Chapter 20, Problem 87GP

To determine

The radius and pitch of the electron’s helical path.

Answer to Problem 87GP

The radius of the electron’s helical path is $5.25\times {10}^{-5}\text{m}$ .

The pitch of the electron’s helical path is $3.29\times {10}^{-4}\text{m}$

Explanation of Solution

Given:

The magnetic field is $B=0.23\text{T}$

The initial velocity of electron is $3\times {10}^6\text{m}/\text{s}$ .

The initial angle is $\theta =45°$ .

Formula used:

The centripetal force on the proton is equal to the magnetic force on it is,

  $\begin{array}{l}\frac{m_e{\left(v\sin \theta \right)}^2}{r}=Bev\sin \theta \\ \frac{m_{e}v\sin \theta }{r}=Be\\ r=\frac{m_{e}v\sin \theta }{Be}\end{array}$

Here, $B$ is the magnetic field, e is the charge on the proton, v is the speed of the proton, and $v\cos \theta$ is the component of velocity along the magnetic field, $v\sin \theta$ is the perpendicular to the field.
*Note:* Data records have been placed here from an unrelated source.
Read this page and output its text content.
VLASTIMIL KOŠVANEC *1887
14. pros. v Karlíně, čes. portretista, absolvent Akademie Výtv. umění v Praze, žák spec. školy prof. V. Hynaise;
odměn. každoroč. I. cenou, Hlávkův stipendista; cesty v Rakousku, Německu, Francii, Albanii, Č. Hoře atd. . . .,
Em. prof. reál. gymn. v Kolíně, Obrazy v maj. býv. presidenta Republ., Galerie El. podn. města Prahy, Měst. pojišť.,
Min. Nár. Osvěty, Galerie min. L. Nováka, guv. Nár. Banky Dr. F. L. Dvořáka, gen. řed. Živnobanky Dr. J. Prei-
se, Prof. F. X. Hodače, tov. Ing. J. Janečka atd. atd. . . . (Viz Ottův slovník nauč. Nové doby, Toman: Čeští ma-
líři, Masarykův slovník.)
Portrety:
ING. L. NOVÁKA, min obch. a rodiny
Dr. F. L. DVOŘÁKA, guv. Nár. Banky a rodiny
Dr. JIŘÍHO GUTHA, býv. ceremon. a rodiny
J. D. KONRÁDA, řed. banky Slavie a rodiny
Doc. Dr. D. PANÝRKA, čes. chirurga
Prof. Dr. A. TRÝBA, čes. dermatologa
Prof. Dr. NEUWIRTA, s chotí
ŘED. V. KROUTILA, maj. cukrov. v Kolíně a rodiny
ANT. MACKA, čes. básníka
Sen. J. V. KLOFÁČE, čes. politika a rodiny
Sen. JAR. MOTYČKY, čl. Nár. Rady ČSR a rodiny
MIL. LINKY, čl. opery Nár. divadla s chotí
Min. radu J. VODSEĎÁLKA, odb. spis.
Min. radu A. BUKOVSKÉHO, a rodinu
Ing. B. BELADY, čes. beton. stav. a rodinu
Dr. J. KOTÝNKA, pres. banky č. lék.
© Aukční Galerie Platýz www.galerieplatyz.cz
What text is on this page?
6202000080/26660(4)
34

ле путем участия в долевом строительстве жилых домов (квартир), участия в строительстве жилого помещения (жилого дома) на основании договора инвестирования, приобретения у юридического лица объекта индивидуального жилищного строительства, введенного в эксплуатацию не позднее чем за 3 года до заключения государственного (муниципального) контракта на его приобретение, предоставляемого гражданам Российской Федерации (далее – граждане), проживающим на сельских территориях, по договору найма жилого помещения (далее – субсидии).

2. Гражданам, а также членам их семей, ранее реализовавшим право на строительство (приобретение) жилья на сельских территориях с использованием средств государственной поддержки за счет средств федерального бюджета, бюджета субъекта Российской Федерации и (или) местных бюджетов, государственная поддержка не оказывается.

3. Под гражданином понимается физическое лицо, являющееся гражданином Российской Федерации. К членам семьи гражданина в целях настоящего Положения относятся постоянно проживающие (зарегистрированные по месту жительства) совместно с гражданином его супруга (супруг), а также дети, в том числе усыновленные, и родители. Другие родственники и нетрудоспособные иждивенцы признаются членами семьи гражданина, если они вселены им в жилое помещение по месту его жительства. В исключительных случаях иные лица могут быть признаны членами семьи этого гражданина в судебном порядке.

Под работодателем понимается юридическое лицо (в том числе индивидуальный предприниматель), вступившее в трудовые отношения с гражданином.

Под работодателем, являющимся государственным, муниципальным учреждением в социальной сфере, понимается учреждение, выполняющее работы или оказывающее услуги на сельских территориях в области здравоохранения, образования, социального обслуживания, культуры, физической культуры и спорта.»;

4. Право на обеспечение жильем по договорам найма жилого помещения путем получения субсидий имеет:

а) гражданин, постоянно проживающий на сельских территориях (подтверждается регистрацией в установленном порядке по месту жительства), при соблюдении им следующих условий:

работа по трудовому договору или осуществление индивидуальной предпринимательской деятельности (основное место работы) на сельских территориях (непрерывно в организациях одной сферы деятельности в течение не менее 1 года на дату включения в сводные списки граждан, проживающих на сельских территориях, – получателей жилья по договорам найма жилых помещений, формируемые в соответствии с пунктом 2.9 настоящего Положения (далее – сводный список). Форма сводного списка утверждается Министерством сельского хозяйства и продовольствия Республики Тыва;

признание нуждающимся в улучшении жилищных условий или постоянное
The expression for the pitch of the electron is,

  $p=2\pi r$

Here, r is the radius of the helical path.

Calculation:

The radius of the electron’s helical path is,

  $\begin{array}{c}r=\frac{m_{e}v\sin \theta }{Be}\\ =\frac{\left(9.11\times {10}^{-31}\right)\left(3\times {10}^6\right)\sin 45°}{0.23\times 1.6\times {10}^{-19}}\\ =5.25\times {10}^{-5}\text{m}\end{array}$

The pitch of the electron’s helical path is,

  $\begin{array}{c}p=2\pi r\\ =2\pi \left(5.25\times {10}^{-5}\right)\\ =3.29\times {10}^{-4}\text{m}\end{array}$

Conclusion:

The radius of the electron’s helical path is $5.25\times {10}^{-5}\text{m}$ .

The pitch of the electron’s helical path is $3.29\times {10}^{-4}\text{m}$